I would rather call it Endpoint, add associations pointing to both the 
StorageService and ComputingService it serves, give it the same ID and 
place it in both Computing and Storage services.

>> but then give me something to relate a local information service
>> and its endpoints (some OpenLDAP service), or an independent
>> delegation Service to the box where the ComputingService is,
>> otherwise I run the
>
> As I already said, I think an information endpoint should be a
> separate Service. For a delegation service I can't say, it would
> depend on how closely it's bound to the computing service and what
> the use cases are.
>
>> risk of quering twice the information system(s) for no reason, and
>> submit jobs twice to the same endpoint because I cannot
>> distinguish between them.
>
> Queries are normally very lightweight compared with real service
> interactions like job submission, unless you're doing a very large
> number of them - querying twice is not a problem. Being able to
> recognise that you have the same Endpoint multiple times obviously is
> important, but I don't see why it would be difficult to recognise
> duplicates.
>

querying twice is a problem on big numbers. say I have 20 information 
endpoints and 40 submission endpoints in an index, such as EMIR, in 
which every Endpoint record has also the Service.ID of the Service the 
endpoint belongs to.

A client retrieves all the 60 of them. Then, it might want to query 
information endpoints to scan for submission endpoints.

Scenario 1)
I have Endpoints and ComputingEndpoints in a ComputingService.

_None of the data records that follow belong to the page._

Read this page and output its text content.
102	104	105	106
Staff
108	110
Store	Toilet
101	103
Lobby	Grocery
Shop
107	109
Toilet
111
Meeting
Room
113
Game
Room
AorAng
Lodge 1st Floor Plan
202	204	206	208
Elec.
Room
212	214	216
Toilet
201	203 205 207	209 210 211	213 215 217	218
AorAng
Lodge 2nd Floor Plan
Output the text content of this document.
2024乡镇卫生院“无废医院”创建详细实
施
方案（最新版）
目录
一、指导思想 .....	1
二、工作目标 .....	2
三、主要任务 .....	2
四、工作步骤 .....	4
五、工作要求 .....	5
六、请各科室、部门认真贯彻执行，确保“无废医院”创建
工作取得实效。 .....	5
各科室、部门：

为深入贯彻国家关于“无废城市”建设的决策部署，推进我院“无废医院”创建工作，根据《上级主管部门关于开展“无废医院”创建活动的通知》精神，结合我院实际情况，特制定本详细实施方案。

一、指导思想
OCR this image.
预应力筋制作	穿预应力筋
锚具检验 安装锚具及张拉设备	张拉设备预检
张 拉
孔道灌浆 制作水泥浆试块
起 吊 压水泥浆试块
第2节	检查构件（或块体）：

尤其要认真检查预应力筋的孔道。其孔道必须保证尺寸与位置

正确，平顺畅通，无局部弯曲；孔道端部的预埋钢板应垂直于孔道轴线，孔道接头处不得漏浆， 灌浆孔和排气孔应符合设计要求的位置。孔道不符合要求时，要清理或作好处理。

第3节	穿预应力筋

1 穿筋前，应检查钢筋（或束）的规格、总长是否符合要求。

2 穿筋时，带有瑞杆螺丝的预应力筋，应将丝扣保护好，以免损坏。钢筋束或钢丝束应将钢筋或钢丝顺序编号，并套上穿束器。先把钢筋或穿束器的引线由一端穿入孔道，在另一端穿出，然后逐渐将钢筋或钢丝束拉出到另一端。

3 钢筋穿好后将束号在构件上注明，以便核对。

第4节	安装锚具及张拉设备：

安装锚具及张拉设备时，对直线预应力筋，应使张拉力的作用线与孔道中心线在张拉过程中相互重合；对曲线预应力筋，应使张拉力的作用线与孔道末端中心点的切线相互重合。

I'll make it easy here. A single box might have more than one 
information/submission endpoint, that means  deciding which 
information/submission endpoints belonging to the same box one doesn't 
want to query. So, let's simplify the scenario and suppose submission 
endpoints belong to different boxes and information endopoints belong to 
different boxes.

BUT there might be information endpoints on the same box of at least one 
submission endpoint.

Then, since Endpoints and ComputingEndpoints are in the same 
ComputingService, IF the information endpoint has the same Service.ID of 
a submission endpoint, the client might decide not to query it.

Operation cost: one comparison for each information endpoint and 
submission endpoint at most, 20*40 = 800 ops

Scenario 2) Different services,
Endpoints in a Information Service and ComputingEndpoints in a 
ComputingService.

We then have different Service.IDs for each endpoint, because 
information endpoints belong to different services than submission 
endpoints.

The client cannot know which relationship exists between services, and 
then it must query information endpoints.

Suppose every information endpoint outputs 10 submission endpoints, some 
registered to the index (i.e. belonging to the set of 40 taken from the 
index) and some not (i.e. not in those 40 present in the index), ~200 
endpoints.

As said, since there is no information on how information and submission 
endpoints are coupled, I need to scan the information endpoints as I can 
gather more submission endpoints there. A client cannot just suppose 
that all the useful submission endpoints are in the index.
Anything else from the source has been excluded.